Narwastu.id – Prof. Dr. J.L. Ch. Abineno lahir di Baun, Timor, NTT, pada 7 Desember 1917, sebagai anak sulung dari pasangan Tobias Abineno dan Carolina Koroh. Pada 30 Desember 1947 Abineno menikah dengan Alberta Anthonia Meijer dan memiliki enam orang anak, 15 cucu, dan 14 cicit.
Abineno ditahbiskan sebagai pendeta di Jakarta pada 1948. Kemudian menjadi Ketua Klasis GMIT di Rote (1949-1950), Ketua Sinode GMIT (1950-1953), melanjutkan studi di Universitas Kerajaan di Utreht (1953-1956). Pada 1955 menyelesaikan studi doktoral, dan pada 1956 promosi doktor teologi.
Selanjutnya, diangkat sebagai Ketua Sinode GMIT (1956-1960), anggota MPRS (1960-1975), menjadi Guru Besar dari STT Jakarta dan bekerja menjadi dosen (1960), anggota Commission on Faith and Order dari DGD (1961-1975), diangkat oleh LAI sebagai Ketua Komisi Penerjemah (1962-1968), Ketua Umum DGI (1960-1980), Ketua Kehormatan DGI (1970-1980), Penasihat Majelis Sinode GPIB (1978), Ketua Kehormatan DGI (1980), dan Ketua Kehormatan DGI (1984). Pada 22 Januari 1995, Pak Abineno berpulang ke rumah Bapa di sorga dalam usia 77 tahun.
Memperingati 100 tahun wafatnya Abineno, sebagai rasa ungkapan syukur dan terima kasih, perwakilan gereja dan lembaga-lembaga Kristen tersebut, menggelar acara “Peringatan Syukur 100 Tahun Abineno” di Lantai 5 Grha Oikoumene, Jakarta Pusat, pada Kamis, 7 Desember 2017 lalu. Pada kesempatan itu, juga di-launching buku “Utusan yang Setia Mengenang Hidup dan Karya Pelayanan J.L. Ch. Abineno.” Alberta Anthonia Meijer, istri Pak Abineno, bersama anak, menantu dan cucu hadir dalam acara ini.
Gereja dan lembaga-lembaga Kristen tersebut adalah GMIT, PGI, STF Jakarta, LAI, Sinar Kasih, Yamuger, STT Cipanas, GKRI, Ukrida, dan BKP Gunung Mulia. Tempat dimana Abineno pernah mendarmabhaktikan hidupnya.

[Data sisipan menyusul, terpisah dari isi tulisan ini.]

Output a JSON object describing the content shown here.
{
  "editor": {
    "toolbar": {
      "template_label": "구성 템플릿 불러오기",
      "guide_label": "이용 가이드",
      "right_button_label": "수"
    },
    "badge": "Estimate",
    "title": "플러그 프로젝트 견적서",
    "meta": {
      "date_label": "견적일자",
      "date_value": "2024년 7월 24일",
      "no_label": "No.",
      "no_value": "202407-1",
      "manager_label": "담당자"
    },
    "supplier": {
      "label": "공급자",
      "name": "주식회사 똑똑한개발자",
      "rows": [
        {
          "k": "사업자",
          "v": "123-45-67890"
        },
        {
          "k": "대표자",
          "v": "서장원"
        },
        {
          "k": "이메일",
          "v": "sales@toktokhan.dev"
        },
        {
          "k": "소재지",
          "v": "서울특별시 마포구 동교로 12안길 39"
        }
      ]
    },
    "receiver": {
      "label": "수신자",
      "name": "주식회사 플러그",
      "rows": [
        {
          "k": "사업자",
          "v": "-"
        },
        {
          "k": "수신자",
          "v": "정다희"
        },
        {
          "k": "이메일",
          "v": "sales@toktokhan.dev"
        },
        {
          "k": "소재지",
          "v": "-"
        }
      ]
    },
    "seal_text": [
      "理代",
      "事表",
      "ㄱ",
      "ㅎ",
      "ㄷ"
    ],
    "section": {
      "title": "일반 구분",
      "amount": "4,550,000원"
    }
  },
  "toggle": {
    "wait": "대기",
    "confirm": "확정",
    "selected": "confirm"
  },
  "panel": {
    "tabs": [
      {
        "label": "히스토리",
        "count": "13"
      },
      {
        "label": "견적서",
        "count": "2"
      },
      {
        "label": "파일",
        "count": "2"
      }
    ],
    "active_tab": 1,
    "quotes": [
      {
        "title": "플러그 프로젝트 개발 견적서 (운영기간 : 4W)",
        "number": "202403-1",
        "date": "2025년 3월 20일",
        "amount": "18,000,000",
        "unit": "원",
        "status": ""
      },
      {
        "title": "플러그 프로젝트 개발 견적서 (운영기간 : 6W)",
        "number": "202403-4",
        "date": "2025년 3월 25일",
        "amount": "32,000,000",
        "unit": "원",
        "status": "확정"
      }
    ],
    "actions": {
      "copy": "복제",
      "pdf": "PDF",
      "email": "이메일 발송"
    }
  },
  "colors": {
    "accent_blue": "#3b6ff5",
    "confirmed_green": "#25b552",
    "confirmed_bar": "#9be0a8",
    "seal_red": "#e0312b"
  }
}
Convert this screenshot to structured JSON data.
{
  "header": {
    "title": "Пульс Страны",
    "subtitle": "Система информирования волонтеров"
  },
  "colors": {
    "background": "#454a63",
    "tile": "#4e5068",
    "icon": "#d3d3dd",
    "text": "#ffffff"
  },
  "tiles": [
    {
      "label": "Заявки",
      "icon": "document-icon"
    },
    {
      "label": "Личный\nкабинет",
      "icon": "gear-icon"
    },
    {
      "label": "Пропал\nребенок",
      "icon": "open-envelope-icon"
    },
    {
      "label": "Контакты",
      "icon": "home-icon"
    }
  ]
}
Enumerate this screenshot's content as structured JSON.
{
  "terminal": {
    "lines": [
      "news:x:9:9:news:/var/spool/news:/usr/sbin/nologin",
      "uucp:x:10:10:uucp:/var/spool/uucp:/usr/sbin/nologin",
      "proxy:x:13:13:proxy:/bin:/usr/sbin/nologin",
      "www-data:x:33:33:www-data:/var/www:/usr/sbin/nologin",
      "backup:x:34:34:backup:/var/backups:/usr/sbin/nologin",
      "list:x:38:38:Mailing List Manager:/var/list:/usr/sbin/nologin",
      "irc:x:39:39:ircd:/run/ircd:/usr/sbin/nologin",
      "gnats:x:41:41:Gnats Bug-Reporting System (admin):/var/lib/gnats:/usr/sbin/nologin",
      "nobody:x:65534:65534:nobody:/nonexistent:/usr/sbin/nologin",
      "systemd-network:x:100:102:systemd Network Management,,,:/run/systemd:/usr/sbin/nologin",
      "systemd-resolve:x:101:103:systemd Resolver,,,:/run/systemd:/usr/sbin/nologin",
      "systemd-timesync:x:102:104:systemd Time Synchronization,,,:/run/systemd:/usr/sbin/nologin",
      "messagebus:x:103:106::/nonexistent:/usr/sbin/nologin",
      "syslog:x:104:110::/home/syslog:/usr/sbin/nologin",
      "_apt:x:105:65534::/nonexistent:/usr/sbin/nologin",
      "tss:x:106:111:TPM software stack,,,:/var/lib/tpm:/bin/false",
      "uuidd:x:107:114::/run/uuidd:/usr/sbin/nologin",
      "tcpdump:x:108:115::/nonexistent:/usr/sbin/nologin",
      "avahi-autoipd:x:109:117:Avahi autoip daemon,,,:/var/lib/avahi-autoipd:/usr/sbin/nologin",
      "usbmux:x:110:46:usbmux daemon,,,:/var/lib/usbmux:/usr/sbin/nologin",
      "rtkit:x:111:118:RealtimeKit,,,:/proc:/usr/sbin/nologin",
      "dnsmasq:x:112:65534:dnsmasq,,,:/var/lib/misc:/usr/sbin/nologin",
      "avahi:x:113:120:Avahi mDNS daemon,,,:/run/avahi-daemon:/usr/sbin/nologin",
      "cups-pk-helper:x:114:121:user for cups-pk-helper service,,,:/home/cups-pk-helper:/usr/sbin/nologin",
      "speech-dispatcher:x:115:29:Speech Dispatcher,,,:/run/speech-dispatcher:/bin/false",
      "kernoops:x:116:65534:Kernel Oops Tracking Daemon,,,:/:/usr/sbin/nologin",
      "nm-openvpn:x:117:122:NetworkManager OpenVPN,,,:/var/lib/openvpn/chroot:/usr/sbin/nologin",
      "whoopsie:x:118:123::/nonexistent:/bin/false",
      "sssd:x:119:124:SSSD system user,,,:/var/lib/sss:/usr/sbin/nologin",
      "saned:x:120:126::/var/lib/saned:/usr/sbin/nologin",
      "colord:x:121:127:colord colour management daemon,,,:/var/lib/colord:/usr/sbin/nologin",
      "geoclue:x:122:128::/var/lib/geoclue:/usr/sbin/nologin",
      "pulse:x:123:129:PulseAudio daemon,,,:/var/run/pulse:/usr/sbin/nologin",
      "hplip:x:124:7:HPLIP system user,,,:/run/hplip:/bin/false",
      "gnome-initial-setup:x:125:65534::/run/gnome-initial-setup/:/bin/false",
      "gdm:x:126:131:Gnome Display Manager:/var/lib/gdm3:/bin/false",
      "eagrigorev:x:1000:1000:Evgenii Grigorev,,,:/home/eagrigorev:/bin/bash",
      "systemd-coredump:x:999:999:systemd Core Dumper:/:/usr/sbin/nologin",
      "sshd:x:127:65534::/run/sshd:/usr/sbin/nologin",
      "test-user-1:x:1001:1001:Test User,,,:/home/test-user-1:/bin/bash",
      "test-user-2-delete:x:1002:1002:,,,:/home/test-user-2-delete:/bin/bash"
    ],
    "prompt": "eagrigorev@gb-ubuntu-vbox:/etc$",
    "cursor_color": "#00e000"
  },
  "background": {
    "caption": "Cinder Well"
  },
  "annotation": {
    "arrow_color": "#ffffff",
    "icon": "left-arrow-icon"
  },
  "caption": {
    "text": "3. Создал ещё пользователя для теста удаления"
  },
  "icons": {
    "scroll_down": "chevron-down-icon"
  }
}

Peringatan Syukur 100 Tahun Abineno diawali dengan ibadah. Dalam khotbahnya, Ketua Umum PGI (Persekutuan Gereja-gereja di Indonesia). Pdt. Dr. Henriette Hutabarat-Lebang mengungkapkan, J.L. Ch. Abineno adalah sosok yang telah mempersembahkan hidupnya selama 78 tahun, tidak hanya bagi keluarga, tetapi juga gereja, negara, dan masyarakat. Dan semuanya itu dilakukan dalam iman. “Walau Pak Abineno telah tiada, maka menjadi pelajaran bagi kita semua, agar berpegang teguh pada iman, karena hanya dengan begitu kita dapat memberikan yang terbaik bagi Tuhan. Mari kita terus beriman percaya,” jelasnya.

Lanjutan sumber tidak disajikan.